GitHub Pages is the wrong host for a Next.js app with API routes

The CI pipeline had been failing on every single push. The workflow was deploying to GitHub Pages, but the app has:

  • API routes (/api/jobs, /api/cover-letter, /api/resume-match)
  • A server-side auth callback (/auth/callback)
  • Streaming responses

GitHub Pages only serves static files. Next.js with output: 'export' errors out on any route handler that isn't fully static. Even removing force-dynamic doesn't help — Next.js 16 refuses to export dynamic routes.

The fix was switching to Vercel, which is what the app actually needs. The new workflow:

- name: Deploy to Vercel
  run: npx vercel --prod --token ${{ secrets.VERCEL_TOKEN }} --yes
  env:
    VERCEL_ORG_ID: ${{ secrets.VERCEL_ORG_ID }}
    VERCEL_PROJECT_ID: ${{ secrets.VERCEL_PROJECT_ID }}

First successful deployment in the project's history.
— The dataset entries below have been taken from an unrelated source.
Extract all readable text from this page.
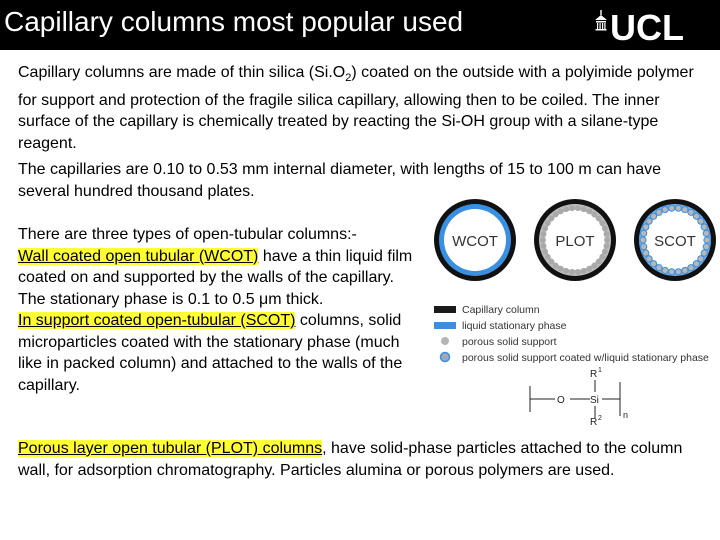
Capillary columns most popular used	UCL
Capillary columns are made of thin silica $(Si.O_2)$ coated on the outside with a polyimide polymer for support and protection of the fragile silica capillary, allowing then to be coiled. The inner surface of the capillary is chemically treated by reacting the Si-OH group with a silane-type reagent.
The capillaries are 0.10 to 0.53 mm internal diameter, with lengths of 15 to 100 m can have several hundred thousand plates.
There are three types of open-tubular columns:-
Wall coated open tubular (WCOT) have a thin liquid film coated on and supported by the walls of the capillary. The stationary phase is 0.1 to 0.5 μm thick.
In support coated open-tubular (SCOT) columns, solid microparticles coated with the stationary phase (much like in packed column) and attached to the walls of the capillary.
Porous layer open tubular (PLOT) columns, have solid-phase particles attached to the column wall, for adsorption chromatography. Particles alumina or porous polymers are used.
WCOT	PLOT	SCOT
Capillary column
liquid stationary phase
porous solid support
porous solid support coated w/liquid stationary phase
R 1
O	Si
n
R 2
Module-level API client initialisation crashes the build

Both OpenAI and Supabase clients were initialised at module level:

// Crashes at build time if env var is missing
const client = new OpenAI({ apiKey: process.env.OPENAI_API_KEY });
export const supabase = createBrowserClient(url, key);

During a Next.js build, all modules are evaluated to collect page data. If the env vars aren't set in the build environment (which they weren't in CI), the SDK constructors throw and the build fails.
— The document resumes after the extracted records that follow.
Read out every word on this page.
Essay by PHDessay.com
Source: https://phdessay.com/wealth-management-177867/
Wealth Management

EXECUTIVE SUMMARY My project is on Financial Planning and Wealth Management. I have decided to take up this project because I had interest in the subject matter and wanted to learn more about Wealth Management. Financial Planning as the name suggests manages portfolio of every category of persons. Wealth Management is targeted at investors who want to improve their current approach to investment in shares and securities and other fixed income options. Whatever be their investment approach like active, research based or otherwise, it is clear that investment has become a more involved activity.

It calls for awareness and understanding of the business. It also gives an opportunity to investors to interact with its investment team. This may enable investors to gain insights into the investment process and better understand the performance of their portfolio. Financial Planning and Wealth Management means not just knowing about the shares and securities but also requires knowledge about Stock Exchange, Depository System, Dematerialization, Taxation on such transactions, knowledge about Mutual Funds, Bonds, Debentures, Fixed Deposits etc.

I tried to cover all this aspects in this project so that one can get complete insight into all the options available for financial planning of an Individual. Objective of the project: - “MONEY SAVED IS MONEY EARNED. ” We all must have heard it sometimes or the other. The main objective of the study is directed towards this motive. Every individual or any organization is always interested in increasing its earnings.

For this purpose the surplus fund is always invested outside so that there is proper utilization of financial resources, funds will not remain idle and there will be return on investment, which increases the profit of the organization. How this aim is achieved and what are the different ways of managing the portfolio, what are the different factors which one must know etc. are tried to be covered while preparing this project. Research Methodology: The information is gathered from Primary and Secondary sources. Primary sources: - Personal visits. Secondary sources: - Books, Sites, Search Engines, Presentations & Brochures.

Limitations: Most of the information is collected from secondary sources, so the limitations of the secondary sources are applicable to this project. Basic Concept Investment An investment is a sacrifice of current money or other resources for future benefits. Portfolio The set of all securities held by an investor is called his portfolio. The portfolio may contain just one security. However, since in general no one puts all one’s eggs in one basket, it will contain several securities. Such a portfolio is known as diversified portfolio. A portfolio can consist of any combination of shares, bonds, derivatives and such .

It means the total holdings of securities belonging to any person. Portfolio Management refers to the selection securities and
For the OpenAI client: moved instantiation inside the route handler so it only runs at request time, never at build time.

For Supabase: used a placeholder fallback value so createBrowserClient doesn't throw during prerendering. The real values are baked in at deploy time when the actual env vars are present.


None of these are exotic vulnerabilities. Path traversal, open redirects, unauthenticated paid endpoints, and broken CI are all common in apps that grew organically without a dedicated review. Worth doing periodically, especially before putting a production URL on your portfolio.